The foremost example of movie adaptations of corn-based snack foods, “Space Raiders” the movie actually bears little resemblance to its crispy namesakes (probably because it predates them by about four years). It does, however, have a similar nutritional content given its primarily a concoction of reused and repurposed VFX shots and musical cues from James Horner’s all-purpose score from which he used motifs again and again from 1980 through 1986.

One of the cheapest and tackiest movies Roger Corman ever produced, “Space Raiders” is basically a brazen remix of “Battle Beyond The Stars” which uses sizeable samples from the original and then adds in the minimum daily recommended dose of original content. And when I say original I mean, of course, deeply, deeply derivative. When a band of space pirates accidentally acquire a stowaway during a raid, they plan to ransom off the child to his interstellar company parents. But with bounty hunters hot on their trail, they soon find themselves on the run and trying to survive.

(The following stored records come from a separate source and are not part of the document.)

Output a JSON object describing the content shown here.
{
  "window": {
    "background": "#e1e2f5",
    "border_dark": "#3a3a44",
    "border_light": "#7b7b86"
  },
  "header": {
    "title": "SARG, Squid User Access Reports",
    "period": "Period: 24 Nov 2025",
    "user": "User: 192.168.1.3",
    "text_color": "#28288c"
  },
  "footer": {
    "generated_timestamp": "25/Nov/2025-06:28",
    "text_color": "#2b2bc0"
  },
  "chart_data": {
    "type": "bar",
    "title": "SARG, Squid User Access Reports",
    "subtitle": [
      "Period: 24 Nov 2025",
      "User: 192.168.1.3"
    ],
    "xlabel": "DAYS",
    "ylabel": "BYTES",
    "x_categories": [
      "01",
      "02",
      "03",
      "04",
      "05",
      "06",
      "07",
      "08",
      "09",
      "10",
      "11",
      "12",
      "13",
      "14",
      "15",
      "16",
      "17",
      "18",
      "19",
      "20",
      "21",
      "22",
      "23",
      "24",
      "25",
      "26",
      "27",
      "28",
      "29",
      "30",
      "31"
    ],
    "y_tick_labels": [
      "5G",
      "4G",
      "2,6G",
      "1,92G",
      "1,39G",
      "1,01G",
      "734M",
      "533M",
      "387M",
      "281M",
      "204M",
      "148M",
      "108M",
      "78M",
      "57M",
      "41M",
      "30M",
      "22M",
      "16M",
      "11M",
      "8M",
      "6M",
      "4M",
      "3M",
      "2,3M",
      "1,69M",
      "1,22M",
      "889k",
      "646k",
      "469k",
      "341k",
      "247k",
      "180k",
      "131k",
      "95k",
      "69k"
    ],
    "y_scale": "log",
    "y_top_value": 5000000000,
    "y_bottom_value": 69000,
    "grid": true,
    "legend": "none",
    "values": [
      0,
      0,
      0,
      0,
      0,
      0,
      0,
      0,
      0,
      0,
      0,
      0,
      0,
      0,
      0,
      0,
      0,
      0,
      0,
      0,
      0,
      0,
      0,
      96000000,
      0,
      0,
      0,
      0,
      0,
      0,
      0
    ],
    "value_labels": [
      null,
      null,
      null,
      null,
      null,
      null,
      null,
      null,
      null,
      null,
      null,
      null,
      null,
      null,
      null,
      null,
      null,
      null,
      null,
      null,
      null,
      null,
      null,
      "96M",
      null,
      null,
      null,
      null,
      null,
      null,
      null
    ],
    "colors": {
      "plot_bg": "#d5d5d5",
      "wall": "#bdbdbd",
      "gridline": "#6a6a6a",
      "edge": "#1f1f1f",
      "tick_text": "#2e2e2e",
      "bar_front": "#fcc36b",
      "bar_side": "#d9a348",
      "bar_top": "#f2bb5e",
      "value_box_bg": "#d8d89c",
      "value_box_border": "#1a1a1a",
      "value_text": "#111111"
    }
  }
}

It may be cheap and cynically produced but it does at least feature some decent performances. Our dashing hero Hawk (Vince Edwards) may resemble a paunchy middle-aged Andrew Scott but he’s a decent enough lead and Peter (David Mendenhall) is a tremendously likeable example of that early eighties sci-fi staple: the space moppet. It also benefits from the presence of Thom Christopher, more well known as Buck Roger’s ally (and template for “Rick & Morty”’s Bird Person), Hawk. There a blink-and-you’ll-miss-it cameo from Dick Miller and, having spent nothing on VFX and music, the budget is ploughed into creature effects with more than a few entertainingly realised aliens, decent by contemporary and modern standards.

With its low-key sexually liberated subtext (intra-species couples are the apparent norm judging by many of the background extras), you can see elements in this that would go on to, if not directly inspire, then at least inform future (better) titles like “Spaceballs” and “Firefly”. It also shares “Blake’s 7”’s penchant for exciting shoot out and chase scenes around refineries while its final shot is that venerable touchstone of sci-fi TV and film: Vasquez Rocks.

A tawdry example of the worst habits of Corman’s oeuvre, “Space Raiders” is still inoffensive, forgettable fun. And while its predecessor (and cinematic organ donor) may have given a leg up to luminaries such as James Cameron, James Horner and Bill Paxton, perusing the cast and crew of this movie reveals that it provided a launchpad for the career of “Doctor Who” and “Sherlock” director Rachel Talalalay which is on its own worth the investment of 84 minutes.

“Space Raiders” is available on Amazon Prime.